Das Verbieten von Mobilität wäre zwar zielführend, aber um welchen Preis? – Wir erinnern uns an den Fall der Mauer und an eine der großen Errungenschaften, die er für 17 Millionen DDR-Bürger mit sich brachte. Die erkämpfte (Reise-)Freiheit abzuschaffen geht gar nicht. So weitermachen und auch weiterschreiben wie bisher, wird im Reisejournalismus ebenfalls nicht funktionieren.

Andere Ziele und Themen

Die Fragen, die sich der Urlauber stellt, müssen auch unsere Fragen sein. Journalistische Arbeit bedeutet, nicht nur die Fragen öffentlich zu stellen, sondern auch Antworten zu suchen und zu finden. Es gilt, Reiseverhalten und -angebote auf den ökologischen Prüfstand zu stellen, über erfolgversprechende Projekte zu berichten und der Tourismusindustrie kritische Fragen zu stellen. Wir müssen lernen, unbequem zu sein: bei Airlines, Kreuzfahrtreedereien, Reisekonzernen und achtlosen Urlaubern. Ein gesundes Maß an Reisen muss möglich bleiben. Ein ungesundes Maß an ökologischer Verschwendung gilt es zu benennen. Das bedeutet, weder Umweltsauereien zu ignorieren noch das Schwarz-Weiß-Denken zu fördern.

Genaue Recherche muss ihren journalistischen Niederschlag finden. Über technische Initiativen und Alternativen müssen wir genauso berichten, wie über den touristischen Wildwuchs. Es gilt herauszufiltern, was geht und was nicht mehr gehen kann.
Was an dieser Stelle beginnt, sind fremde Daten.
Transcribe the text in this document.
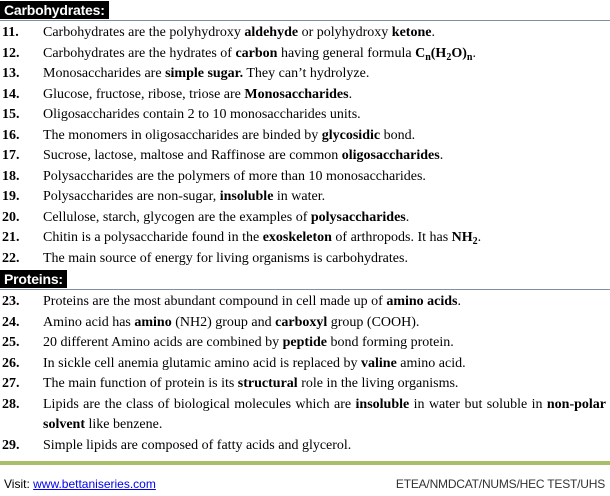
Carbohydrates:
11. Carbohydrates are the polyhydroxy aldehyde or polyhydroxy ketone.
12. Carbohydrates are the hydrates of carbon having general formula $C_n(H_2O)_n$.
13. Monosaccharides are simple sugar. They can’t hydrolyze.
14. Glucose, fructose, ribose, triose are Monosaccharides.
15. Oligosaccharides contain 2 to 10 monosaccharides units.
16. The monomers in oligosaccharides are binded by glycosidic bond.
17. Sucrose, lactose, maltose and Raffinose are common oligosaccharides.
18. Polysaccharides are the polymers of more than 10 monosaccharides.
19. Polysaccharides are non-sugar, insoluble in water.
20. Cellulose, starch, glycogen are the examples of polysaccharides.
21. Chitin is a polysaccharide found in the exoskeleton of arthropods. It has $NH_2$.
22. The main source of energy for living organisms is carbohydrates.
Proteins:
23. Proteins are the most abundant compound in cell made up of amino acids.
24. Amino acid has amino (NH2) group and carboxyl group (COOH).
25. 20 different Amino acids are combined by peptide bond forming protein.
26. In sickle cell anemia glutamic amino acid is replaced by valine amino acid.
27. The main function of protein is its structural role in the living organisms.
28. Lipids are the class of biological molecules which are insoluble in water but soluble in non-polar solvent like benzene.
29. Simple lipids are composed of fatty acids and glycerol.
Visit: www.bettaniseries.com	ETEA/NMDCAT/NUMS/HEC TEST/UHS
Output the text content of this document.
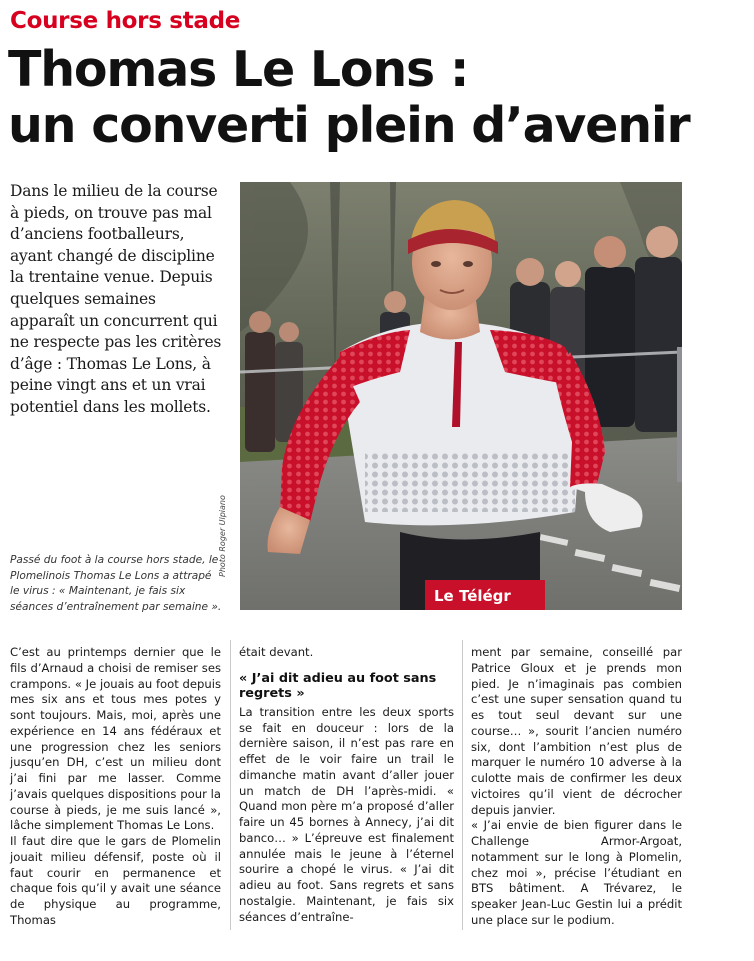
Course hors stade
Thomas Le Lons :
un converti plein d’avenir
Dans le milieu de la course à pieds, on trouve pas mal d’anciens footballeurs, ayant changé de discipline la trentaine venue. Depuis quelques semaines apparaît un concurrent qui ne respecte pas les critères d’âge : Thomas Le Lons, à peine vingt ans et un vrai potentiel dans les mollets.
Le Télégr
Photo Roger Ulpiano
Passé du foot à la course hors stade, le Plomelinois Thomas Le Lons a attrapé le virus : « Maintenant, je fais six séances d’entraînement par semaine ».

C’est au printemps dernier que le fils d’Arnaud a choisi de remiser ses crampons. « Je jouais au foot depuis mes six ans et tous mes potes y sont toujours. Mais, moi, après une expérience en 14 ans fédéraux et une progression chez les seniors jusqu’en DH, c’est un milieu dont j’ai fini par me lasser. Comme j’avais quelques dispositions pour la course à pieds, je me suis lancé », lâche simplement Thomas Le Lons.

Il faut dire que le gars de Plomelin jouait milieu défensif, poste où il faut courir en permanence et chaque fois qu’il y avait une séance de physique au programme, Thomas

était devant.

« J’ai dit adieu au foot sans regrets »

La transition entre les deux sports se fait en douceur : lors de la dernière saison, il n’est pas rare en effet de le voir faire un trail le dimanche matin avant d’aller jouer un match de DH l’après-midi. « Quand mon père m’a proposé d’aller faire un 45 bornes à Annecy, j’ai dit banco… » L’épreuve est finalement annulée mais le jeune à l’éternel sourire a chopé le virus. « J’ai dit adieu au foot. Sans regrets et sans nostalgie. Maintenant, je fais six séances d’entraîne-

ment par semaine, conseillé par Patrice Gloux et je prends mon pied. Je n’imaginais pas combien c’est une super sensation quand tu es tout seul devant sur une course… », sourit l’ancien numéro six, dont l’ambition n’est plus de marquer le numéro 10 adverse à la culotte mais de confirmer les deux victoires qu’il vient de décrocher depuis janvier.

« J’ai envie de bien figurer dans le Challenge Armor-Argoat, notamment sur le long à Plomelin, chez moi », précise l’étudiant en BTS bâtiment. A Trévarez, le speaker Jean-Luc Gestin lui a prédit une place sur le podium.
Dabei müssen wir auch unsere eigene Reisetätigkeit überprüfen, denn nur wer mit gutem ökologischem Gewissen verreist, kann es sich erlauben, den Finger in die Wunde zu legen.

Relevant und unabkömmlich

Wir sind uns darüber im Klaren, dass Reisejournalisten allein die Welt nicht retten werden. Versuchen müssen wir es trotz-dem, genau wie jeder andere. Den Teufelskreis im Umgang mit den Auftraggebern, den Verlegern und Sendebetrieben, ist damit noch nicht durchbrochen. Dies ist eine weitere Baustelle. Wir müssen darauf hinarbeiten, dass Reisejournalismus weit mehr ist, als das schmückende Beiwerk zur Werbung. Wir haben, gerade jetzt, eine Funktion. Und die darf nicht länger ignoriert werden.